A binary tree is a tree (a connected graph with no cycles) where each node has the following fields:

  • an item with a key field,
  • a reference to a parent node (which can be absent),
  • a reference to a left child node (which can be absent), and
  • a reference to a right child node (which can be absent).

We also define:

  • x : the current node in the tree.
  • left[x] : the left child of node x.
  • right[x] : the right child of node x.
  • NIL : a null value or a leaf node indicator, meaning that there is no child.

To understand better how a binary tree is working, you can have a look the library binarytree (see the documentation). Here is a sample of code to vizualize different trees:

from binarytree import tree, bst, heap, build

my_tree = tree(height=3, is_perfect=False)
print(my_tree)

values = [1, 14, 10, 5, 7]
my_tree = build(values)
print(my_tree)
Definition of the binary search tree property

We say that a binary tree satisfies the binary search tree property if for every node:

  • keys in a node’s left subtree are less than the key stored at the node;
  • keys in the node’s right subtree are greater than the key stored at the node.

Examples of binary trees with binary search tree property or not:

BST BST

For more information, visit the source of the image.

Remark: Finding the node containing a given query key (or determining that no node contains the key, the maximum key or minimum key) can be done by traversing down the tree, recursively exploring the appropriate subtree.

Remark: The complexity of tree operations depends on the tree’s height rather than the number of items stored in it.

Returning to our problem, we will define algorithms to efficiently find the minimum or maximum and quickly insert or delete items in a binary search tree.

Minimum

A efficient way of finding the node associated to the minimum key in a BST is simply done by following the left child from the root until we encoutner a NIL value. The pseudo-code is given bellow:

TREE-MINIMUM(x)
1  while left[x] ≠ NIL
2      do x ← left[x]
3  return x

Remark: Observe that if binary search tree property is satisfied then TREE-MINIMUM(x) is correct (meaning that the minimum is found).

Remark: Observe also that the complexity of TREE-MINIMUM(x) is of order $O(h)$, where $h$ is the height of the tree.

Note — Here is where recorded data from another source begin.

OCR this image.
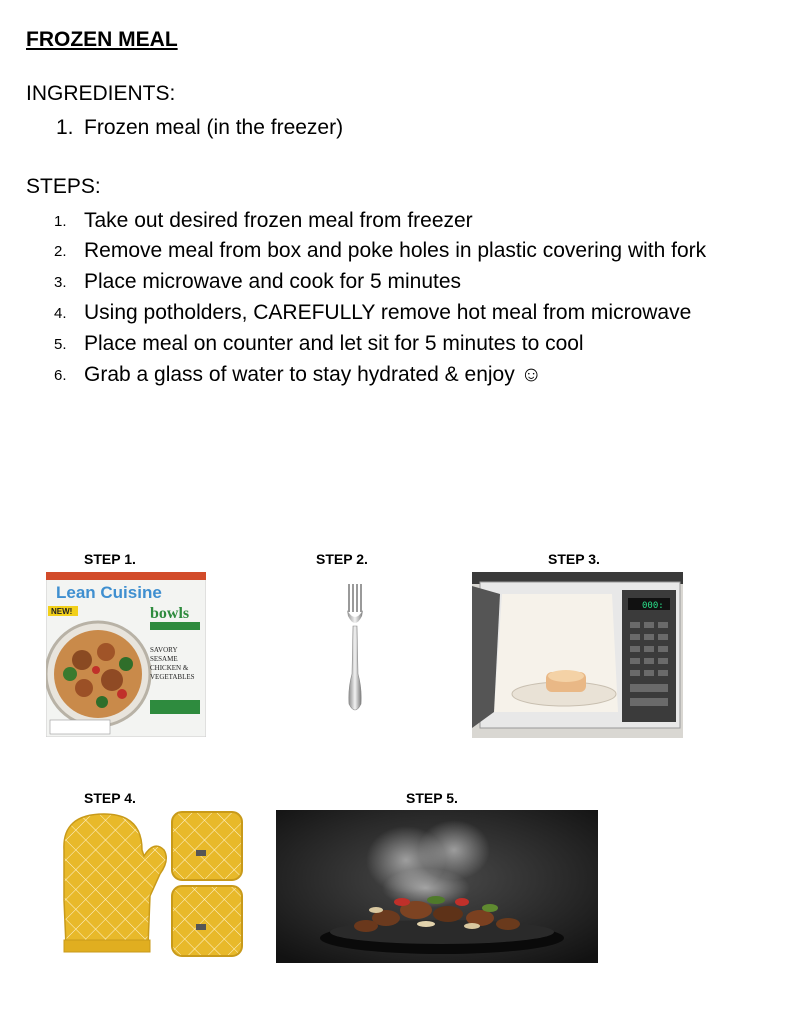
FROZEN MEAL
INGREDIENTS:
1. Frozen meal (in the freezer)
STEPS:
1. Take out desired frozen meal from freezer
2. Remove meal from box and poke holes in plastic covering with fork
3. Place microwave and cook for 5 minutes
4. Using potholders, CAREFULLY remove hot meal from microwave
5. Place meal on counter and let sit for 5 minutes to cool
6. Grab a glass of water to stay hydrated & enjoy ☺
STEP 1.
Lean Cuisine
NEW!	bowls
SAVORY
SESAME
CHICKEN &
VEGETABLES
STEP 2.	STEP 3.
000:
STEP 4.	STEP 5.
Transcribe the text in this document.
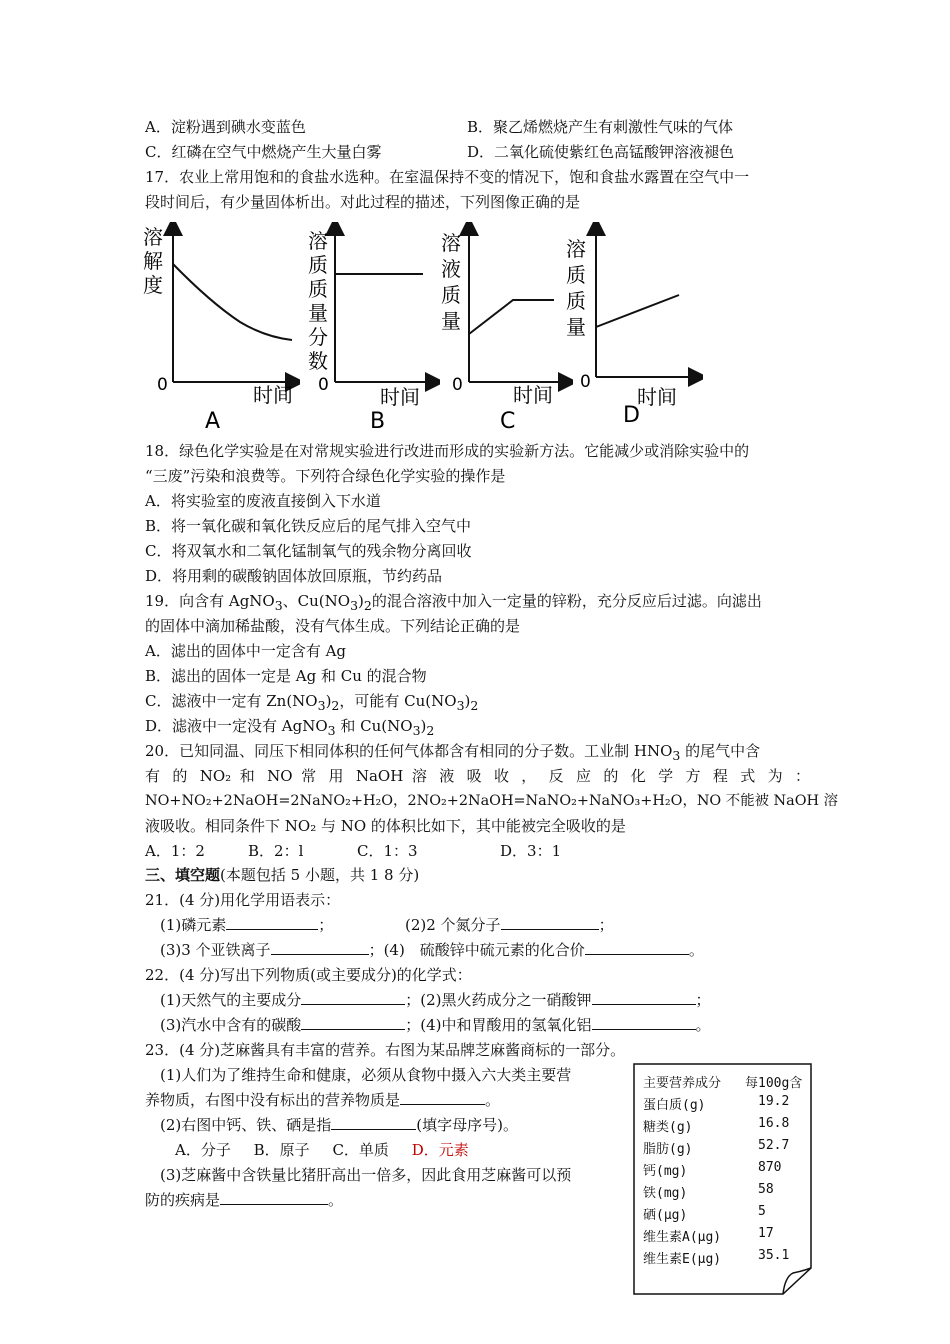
A．淀粉遇到碘水变蓝色	B．聚乙烯燃烧产生有刺激性气味的气体
C．红磷在空气中燃烧产生大量白雾	D．二氧化硫使紫红色高锰酸钾溶液褪色
17．农业上常用饱和的食盐水选种。在室温保持不变的情况下，饱和食盐水露置在空气中一
段时间后，有少量固体析出。对此过程的描述，下列图像正确的是
溶
解
度
0	时间
A
溶
质
质
量
分
数
0	时间
B
溶
液
质
量
0	时间
C
溶
质
质
量
0
时间
D
18．绿色化学实验是在对常规实验进行改进而形成的实验新方法。它能减少或消除实验中的
“三废”污染和浪费等。下列符合绿色化学实验的操作是
A．将实验室的废液直接倒入下水道
B．将一氧化碳和氧化铁反应后的尾气排入空气中
C．将双氧水和二氧化锰制氧气的残余物分离回收
D．将用剩的碳酸钠固体放回原瓶，节约药品
19．向含有 AgNO$_3$、$Cu(NO_3)_2$的混合溶液中加入一定量的锌粉，充分反应后过滤。向滤出
的固体中滴加稀盐酸，没有气体生成。下列结论正确的是
A．滤出的固体中一定含有 Ag
B．滤出的固体一定是 Ag 和 Cu 的混合物
C．滤液中一定有 $Zn(NO_3)_2$，可能有 $Cu(NO_3)_2$
D．滤液中一定没有 AgNO$_3$ 和 $Cu(NO_3)_2$
20．已知同温、同压下相同体积的任何气体都含有相同的分子数。工业制 $HNO_3$ 的尾气中含
有 的 NO₂ 和 NO 常 用 NaOH 溶 液 吸 收 ， 反 应 的 化 学 方 程 式 为 ：
NO+NO₂+2NaOH=2NaNO₂+H₂O，2NO₂+2NaOH=NaNO₂+NaNO₃+H₂O，NO 不能被 NaOH 溶
液吸收。相同条件下 NO₂ 与 NO 的体积比如下，其中能被完全吸收的是
A．1：2	B．2：l	C．1：3	D．3：1
三、填空题(本题包括 5 小题，共 1 8 分)
21．(4 分)用化学用语表示：
(1)磷元素	；	(2)2 个氮分子	；
(3)3 个亚铁离子	；(4)　硫酸锌中硫元素的化合价	。
22．(4 分)写出下列物质(或主要成分)的化学式：
(1)天然气的主要成分	；(2)黑火药成分之一硝酸钾	；
(3)汽水中含有的碳酸	；(4)中和胃酸用的氢氧化铝	。
23．(4 分)芝麻酱具有丰富的营养。右图为某品牌芝麻酱商标的一部分。
(1)人们为了维持生命和健康，必须从食物中摄入六大类主要营
养物质，右图中没有标出的营养物质是	。
(2)右图中钙、铁、硒是指	(填字母序号)。
A．分子 B．原子 C．单质 D．元素
(3)芝麻酱中含铁量比猪肝高出一倍多，因此食用芝麻酱可以预
防的疾病是	。
主要营养成分 每100g含
蛋白质(g)	19.2
糖类(g)	16.8
脂肪(g)	52.7
钙(mg)	870
铁(mg)	58
硒(μg)	5
维生素A(μg)	17
维生素E(μg)	35.1
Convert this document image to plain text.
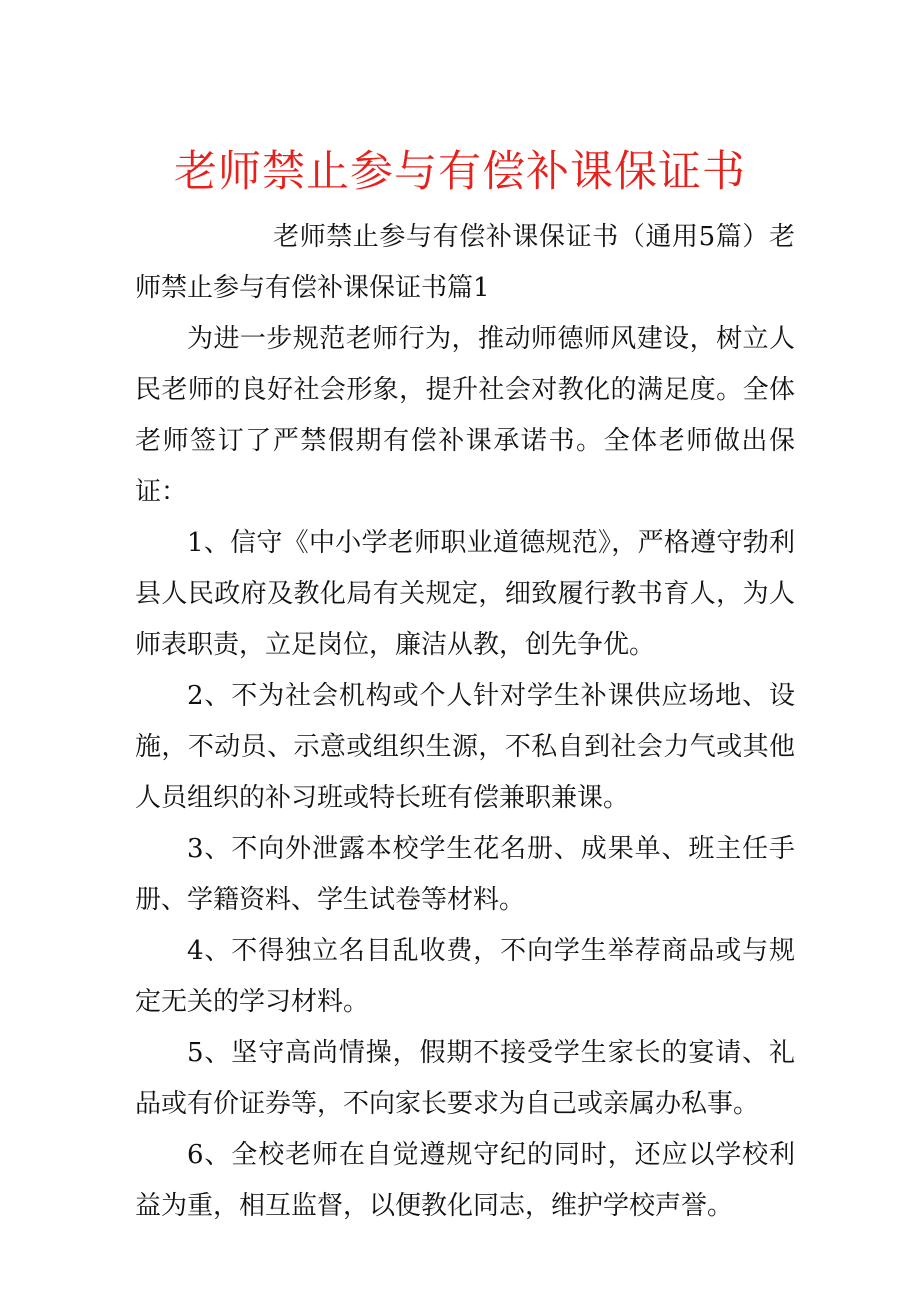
老师禁止参与有偿补课保证书

老师禁止参与有偿补课保证书（通用5篇）老师禁止参与有偿补课保证书篇1

为进一步规范老师行为，推动师德师风建设，树立人民老师的良好社会形象，提升社会对教化的满足度。全体老师签订了严禁假期有偿补课承诺书。全体老师做出保证：

1、信守《中小学老师职业道德规范》，严格遵守勃利县人民政府及教化局有关规定，细致履行教书育人，为人师表职责，立足岗位，廉洁从教，创先争优。

2、不为社会机构或个人针对学生补课供应场地、设施，不动员、示意或组织生源，不私自到社会力气或其他人员组织的补习班或特长班有偿兼职兼课。

3、不向外泄露本校学生花名册、成果单、班主任手册、学籍资料、学生试卷等材料。

4、不得独立名目乱收费，不向学生举荐商品或与规定无关的学习材料。

5、坚守高尚情操，假期不接受学生家长的宴请、礼品或有价证券等，不向家长要求为自己或亲属办私事。

6、全校老师在自觉遵规守纪的同时，还应以学校利益为重，相互监督，以便教化同志，维护学校声誉。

You can think now on how to design TREE-MAXIMUM(x) which should return the node associated to the maximum key in a BST.

Insertion in BST

When we want to insert a key in a BST, one of the main difficulty is that we have to maintain the binary search property. The classical approach is to insert the new key at a leaf. To decide after which leaf the new key should be added, the following iterative procedure can be followed:

  • If the new key is less than the current node move to the left subtree.
  • Otherwise, move to the right subtree.

You can find the pseudo-code below:

TREE-INSERT(T, z)
1  y ← NIL
2  x ← root[T]
3  while x ≠ NIL
4      do y ← x
5         if key[z] < key[x]
6             then x ← left[x]
7             else x ← right[x]
8  p[z] ← y
9  if y = NIL
10     then root[T] ← z        ▷ Tree T was empty
11     else if key[z] < key[y]
12             then left[y] ← z
13             else right[y] ← z

A more detailed explaination: The variable x traces the path in the tree and y is the current parent of x. The while loop in lines 3-7 makes the two variables to move down the tree, going left or right depending on if the key of z is bigger or smaller than the key of the current node x. If x = NIL then a leaf has been reached. This leaf is where the item z is placed. The 8-13 set the variables to ensure that z is inserted in the right place in the tree.

Remark: TREE-INSERT(T, z) runs in $O(h)$, where $h$ is the height of the tree.